Eva a quitté le narrateur et il l’a très mal pris. Elle l’a abandonné, après des années de ce qu’il pensait être du bonheur, pour « un marin. Glabre, fuselé, bourru. La quarantaine séduisante. Le cheveu court, comme Judas ». Portrait réel ou fantasmé ? Bref, il imagine leurs étreintes et cela le rend fou. Lecteur fébrile et monomaniaque, seule la littérature le distrait à peu près de cette absence d’Eva. Se met alors en place, sous couvert d’un faux mémoire, où chaque chapitre ouvre une entrée possible sur le personnage, une rêverie, un peu érudite, un peu érotique, assez amusante - quelquefois aussi un peu complaisante, et donc un brin lassante - qui a pour objet Emma Bovary. « Celle que nous contre-aimons, celle que nous aimons d’amour, celle que nous aimons à la folie, maintenant c’est Emma. » Emma, sa peau, ses mains, ses cheveux, ses seins et le reste. Mais également Charles et Emma, Léon et Emma, Rodolphe et Emma, Homais et Emma ; ou, moins attendu, Emma et Pasiphaé ! La figure de madame Bovary et celle Eva se croisent, se confondent parfois, dans une même fureur (et jubilation) descriptives. L’écriture d’Alain Ferry est ornée, parfois aux limites d’une préciosité et d’un lyrisme, qu’on pourrait cependant dire au second degré, car empreints d’autodérision et d’humour.

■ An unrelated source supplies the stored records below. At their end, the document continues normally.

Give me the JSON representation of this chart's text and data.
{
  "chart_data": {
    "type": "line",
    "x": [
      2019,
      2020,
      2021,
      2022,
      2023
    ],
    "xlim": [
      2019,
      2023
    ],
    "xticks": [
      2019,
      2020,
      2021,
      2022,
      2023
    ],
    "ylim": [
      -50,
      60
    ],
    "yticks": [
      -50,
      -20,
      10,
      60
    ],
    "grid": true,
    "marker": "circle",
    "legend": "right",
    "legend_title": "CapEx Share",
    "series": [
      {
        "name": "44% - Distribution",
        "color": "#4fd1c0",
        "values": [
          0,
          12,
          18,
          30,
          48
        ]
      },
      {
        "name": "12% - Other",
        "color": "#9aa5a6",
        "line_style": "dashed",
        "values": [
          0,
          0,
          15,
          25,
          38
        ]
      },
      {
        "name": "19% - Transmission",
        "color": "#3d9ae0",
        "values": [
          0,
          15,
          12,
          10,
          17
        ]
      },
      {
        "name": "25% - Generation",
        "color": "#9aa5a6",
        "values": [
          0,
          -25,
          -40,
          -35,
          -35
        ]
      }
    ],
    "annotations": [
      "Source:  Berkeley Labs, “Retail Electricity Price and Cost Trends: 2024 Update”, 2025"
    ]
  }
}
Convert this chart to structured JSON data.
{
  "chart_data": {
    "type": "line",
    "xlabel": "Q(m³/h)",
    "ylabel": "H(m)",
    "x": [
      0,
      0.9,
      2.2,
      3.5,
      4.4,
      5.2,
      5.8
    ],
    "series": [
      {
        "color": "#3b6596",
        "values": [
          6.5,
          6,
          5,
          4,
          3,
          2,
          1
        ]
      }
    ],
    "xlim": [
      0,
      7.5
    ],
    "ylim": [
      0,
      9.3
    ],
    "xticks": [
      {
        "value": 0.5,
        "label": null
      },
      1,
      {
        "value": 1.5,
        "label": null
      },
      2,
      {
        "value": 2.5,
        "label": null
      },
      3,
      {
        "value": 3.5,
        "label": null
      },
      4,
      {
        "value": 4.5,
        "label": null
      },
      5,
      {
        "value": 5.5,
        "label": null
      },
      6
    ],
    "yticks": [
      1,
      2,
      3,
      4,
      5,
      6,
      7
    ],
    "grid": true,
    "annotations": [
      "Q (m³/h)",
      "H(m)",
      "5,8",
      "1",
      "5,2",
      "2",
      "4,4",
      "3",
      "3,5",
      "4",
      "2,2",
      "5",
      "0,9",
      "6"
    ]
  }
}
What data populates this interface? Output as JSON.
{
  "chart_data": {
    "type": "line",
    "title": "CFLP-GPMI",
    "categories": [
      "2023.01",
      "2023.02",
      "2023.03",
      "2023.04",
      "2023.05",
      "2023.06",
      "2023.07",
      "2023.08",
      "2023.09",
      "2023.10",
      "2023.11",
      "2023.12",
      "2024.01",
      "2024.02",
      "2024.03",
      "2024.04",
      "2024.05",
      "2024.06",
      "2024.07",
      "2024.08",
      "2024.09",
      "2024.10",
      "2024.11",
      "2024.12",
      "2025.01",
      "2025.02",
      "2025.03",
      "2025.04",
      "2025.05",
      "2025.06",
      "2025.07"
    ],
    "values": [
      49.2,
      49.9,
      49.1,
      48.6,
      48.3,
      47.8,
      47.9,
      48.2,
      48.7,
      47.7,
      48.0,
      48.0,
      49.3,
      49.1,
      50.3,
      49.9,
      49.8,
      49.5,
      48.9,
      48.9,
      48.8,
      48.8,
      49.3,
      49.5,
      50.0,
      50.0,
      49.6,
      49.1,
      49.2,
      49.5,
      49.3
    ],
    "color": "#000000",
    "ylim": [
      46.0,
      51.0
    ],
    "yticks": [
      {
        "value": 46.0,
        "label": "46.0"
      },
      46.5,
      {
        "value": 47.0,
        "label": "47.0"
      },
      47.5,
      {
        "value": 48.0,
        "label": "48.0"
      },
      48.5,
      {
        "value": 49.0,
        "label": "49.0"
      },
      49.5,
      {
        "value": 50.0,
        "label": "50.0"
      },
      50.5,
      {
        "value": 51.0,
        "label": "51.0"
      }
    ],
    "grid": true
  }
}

On suit volontiers Ferry dans sa balade en Flaubertie, on se prend grâce à lui d’une vraie envie de redécouvrir Madame Bovary - et avec lui on s’interroge sur cette héroïne, « si mystérieuse ». Mémoire d’un fou d’Emma est évidemment un hommage aux richesses de la littérature et à son pouvoir de consolation, une déclaration d’amour débridée qui a pris, l’espace d’un livre, les traits harmonieux d’Emma.
MÉMOIRE D’UN FOU D’EMMA
d’ALAIN FERRY
Le Seuil, 266 pages, 21 €
Domaine français Mémoire d’un fou
juin 2009 | Le Matricule des Anges n°104
| par
Delphine Descaves
Un livre
Mémoire d’un fou
Par
Delphine Descaves
Le Matricule des Anges n°104
, juin 2009.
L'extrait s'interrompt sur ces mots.